Might feet were tired from standing on them for 50 minutes straight without shifting. It felt good to walk around on the sand, to stand on my tiptoes, then my heels.
That's when Bill told me the lesson lasted two hours. I felt bad thinking of Grace back in the parking lot waiting for me. But she had a magazine and a book and a coffee, plus I couldn't do anything about it.
At 9:50 a.m., we began the trip back to the marina.
The trip down the river had been effortless. The river ran that direction and the wind was at our back. The return trip was brutal. The wind picked up and whistled sharply past my ears as I paddled endlessly for an hour and a half.
Everyone else seemed to be able to move much more quickly than I did. My board was different, so maybe I had the equivalent of a mountain bike while everyone else had road bikes.

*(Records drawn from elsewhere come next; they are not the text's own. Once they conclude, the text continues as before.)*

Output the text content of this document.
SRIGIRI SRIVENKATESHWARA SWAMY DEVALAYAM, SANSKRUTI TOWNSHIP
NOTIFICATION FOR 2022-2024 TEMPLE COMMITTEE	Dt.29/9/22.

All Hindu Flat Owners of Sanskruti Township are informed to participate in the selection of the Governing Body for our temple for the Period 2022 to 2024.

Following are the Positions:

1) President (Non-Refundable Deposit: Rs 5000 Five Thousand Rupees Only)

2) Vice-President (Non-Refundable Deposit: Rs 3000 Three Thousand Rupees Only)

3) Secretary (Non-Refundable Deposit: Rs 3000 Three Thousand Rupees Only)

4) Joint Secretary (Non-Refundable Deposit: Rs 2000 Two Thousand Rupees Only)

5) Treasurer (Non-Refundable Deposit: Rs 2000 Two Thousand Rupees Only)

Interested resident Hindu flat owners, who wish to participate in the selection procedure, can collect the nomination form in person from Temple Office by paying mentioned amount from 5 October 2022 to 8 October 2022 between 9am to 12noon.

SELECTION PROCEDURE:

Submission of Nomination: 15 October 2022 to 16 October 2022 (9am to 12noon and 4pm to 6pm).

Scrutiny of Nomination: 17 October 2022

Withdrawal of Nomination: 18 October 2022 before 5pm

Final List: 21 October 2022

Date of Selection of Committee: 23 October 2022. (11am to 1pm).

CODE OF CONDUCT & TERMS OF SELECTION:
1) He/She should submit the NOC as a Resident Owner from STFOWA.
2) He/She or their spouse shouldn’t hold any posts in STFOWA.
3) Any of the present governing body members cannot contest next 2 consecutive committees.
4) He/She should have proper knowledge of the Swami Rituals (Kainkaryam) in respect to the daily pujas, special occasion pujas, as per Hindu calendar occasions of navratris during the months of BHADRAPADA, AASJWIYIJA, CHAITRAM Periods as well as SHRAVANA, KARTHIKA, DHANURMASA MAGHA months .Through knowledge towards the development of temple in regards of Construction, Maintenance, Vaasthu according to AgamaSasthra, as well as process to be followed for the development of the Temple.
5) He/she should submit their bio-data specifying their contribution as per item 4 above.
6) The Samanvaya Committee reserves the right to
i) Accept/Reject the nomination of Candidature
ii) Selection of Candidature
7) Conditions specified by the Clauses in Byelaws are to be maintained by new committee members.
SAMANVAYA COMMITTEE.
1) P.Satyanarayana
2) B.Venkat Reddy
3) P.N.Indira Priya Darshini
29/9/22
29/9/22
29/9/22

Or maybe my paddling was as efficient as everyone else's. I soon fell behind. Bill would hang back occasionally to wait for me.
I tried to watch the others and keep up stroke wise, but my paddling didn't move me forward as quickly. The other guy fell off his board a couple of times and got back on but I still didn't catch up with him.
Here's a video Grace took. At the end, you can tell as she pans over to the marina, that she didn't have high hopes I would get there either.
At 11:30, I finally reached land. My feet felt numb and my palms were bright red with blisters forming along my pointer finger and thumb where I'd paddled.
Somewhere, during that two and a half hour jaunt, I felt a familiar sensation of wanting to be finished. I recognized it from the long runs I'd done, or even the overzealous bike rides.
Hot, sweaty, ready to be finished.
To add to the misery, I'd been on a juice fast and had eaten no solid food for two weeks. My body had no reserves to pull from. I made sure to eat some protein that day, trying to stock up on what had been depleted in the two and half hour exercise.
I'll definitely try paddleboarding again.
I can see how it can be a beautiful, contemplative experience, especially if I was by myself and could determine how far I went and how long I paddled. Being with a group and feeling like I held the group back made the experience not as fun.
And the trip itself was too much for the first time.
Alone though, I might have more fully appreciated the elegant white egret stalking its prey in the shallow waters; the gray waters flowing below me; the occasional fisherman throwing out a net to pull in bait fish; and the search for frolicking gray/black fins of dolphins that venture up the river.
I'll definitely try again, on my own time.